Lo schieramento conservatore deve fissare qualche paletto nel programma elettorale su eutanasia, aborto, gender perché a sinistra promettono battaglia.
E Marco Cappato insegna: nel vuoto della politica, si ricorre alle compiacenti aule di tribunale.

di Francesco Borgonovo

Da: La Verità 5 agosto 2022

Appare sem­pre più evidente che le grandi sfi­de del prossimo futuro -filosofiche prima che ideologiche – si combatteran­no sul terreno della biopolitica.
Il Covid e il modo in cui è stato gestito ci hanno dimo­strato che la linea del fronte è incisa nella carne: il possesso del corpo, il suo eventuale potenziamento, la sua salute o, al contrario, il suo deperimento saranno i campi in cui il potere si manifesterà con più chiarezza e più invadenza. Ci sarà da combattere per stabilire a chi appartenga­no le nostre membra: a noi, al­lo Stato, a qualche azienda transnazionale?
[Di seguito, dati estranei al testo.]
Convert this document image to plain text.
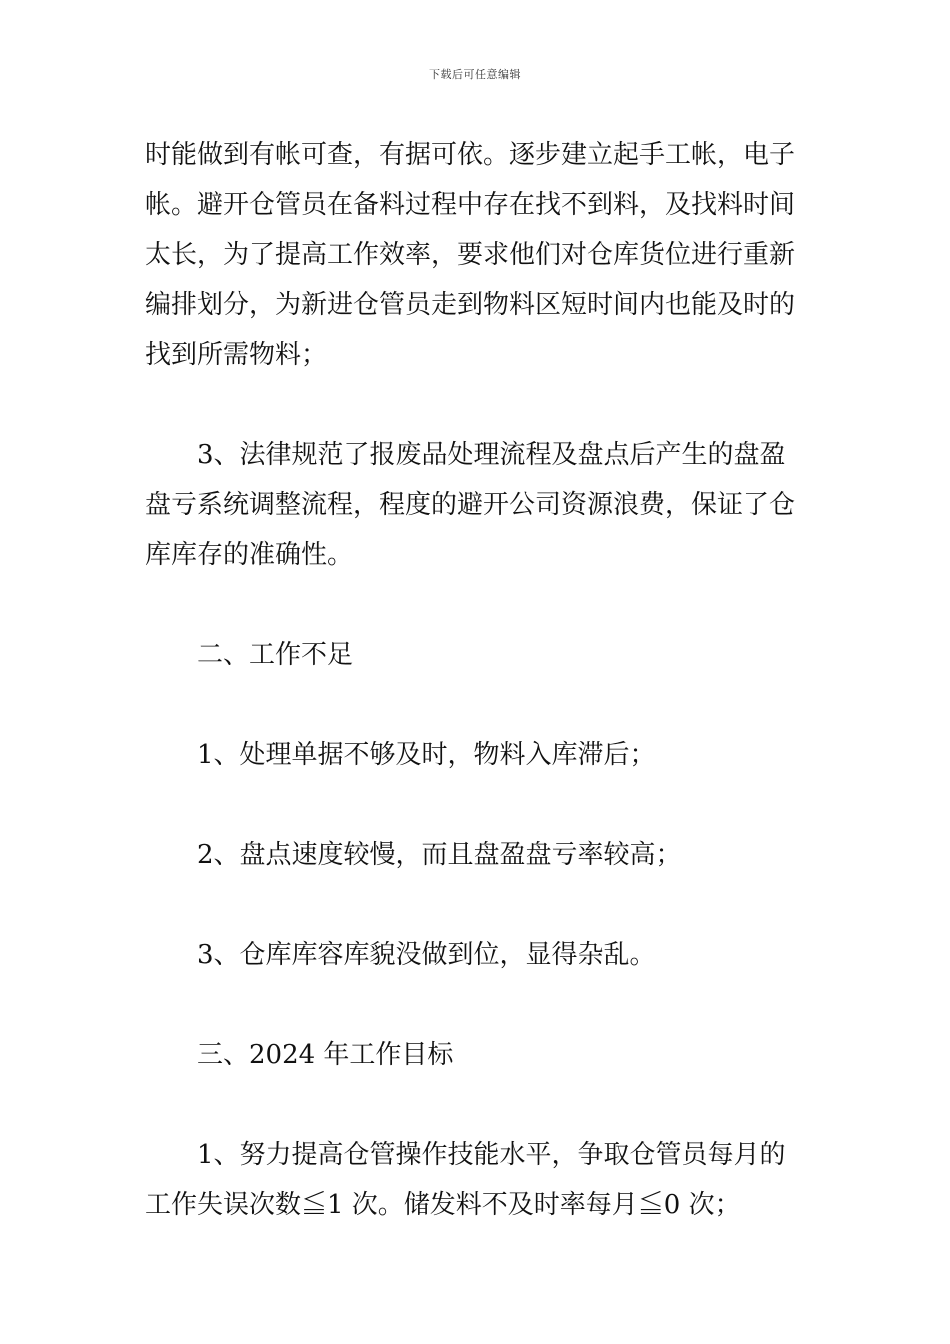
下载后可任意编辑

时能做到有帐可查，有据可依。逐步建立起手工帐，电子帐。避开仓管员在备料过程中存在找不到料，及找料时间太长，为了提高工作效率，要求他们对仓库货位进行重新编排划分，为新进仓管员走到物料区短时间内也能及时的找到所需物料；

3、法律规范了报废品处理流程及盘点后产生的盘盈盘亏系统调整流程，程度的避开公司资源浪费，保证了仓库库存的准确性。

二、工作不足

1、处理单据不够及时，物料入库滞后；

2、盘点速度较慢，而且盘盈盘亏率较高；

3、仓库库容库貌没做到位，显得杂乱。

三、2024 年工作目标

1、努力提高仓管操作技能水平，争取仓管员每月的工作失误次数≦1 次。储发料不及时率每月≦0 次；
Ieri, su Repubblica, Luigi Manconi si è misurato con il caso di Elena, la donna che si è fatta accompagnare da Marco Cappato in Svizzera per poter usufruire del suicidio assistito.
Secondo Manconi, in casi come questo «siamo ancora prima di ogni questione di etica pubblica e di teologia mora­le: siamo nello spazio indicibile della più nuda soggettività, dove l’individuo è solo con sé stesso e non può essere altri­menti». È una riflessione pro­fonda e suggestiva, ma solo in piccola parte condivisibi­le. È vero che ciascuno di noi affronta il dolore, la morte e la paura in maniera del tutto pe­culiare e che per lo più spetta al singolo relazionarsi con gli angoscianti interrogativi che queste zone in ombra dell’esi­stenza pongono. Ma è anche vero che la gestione del dolore, della morte e della nascita è problematica per tutta la col­lettività, e in molti casi richie­de risposte comunitarie.
Ri­sposte che, in un modo o nell’altro, arrivano.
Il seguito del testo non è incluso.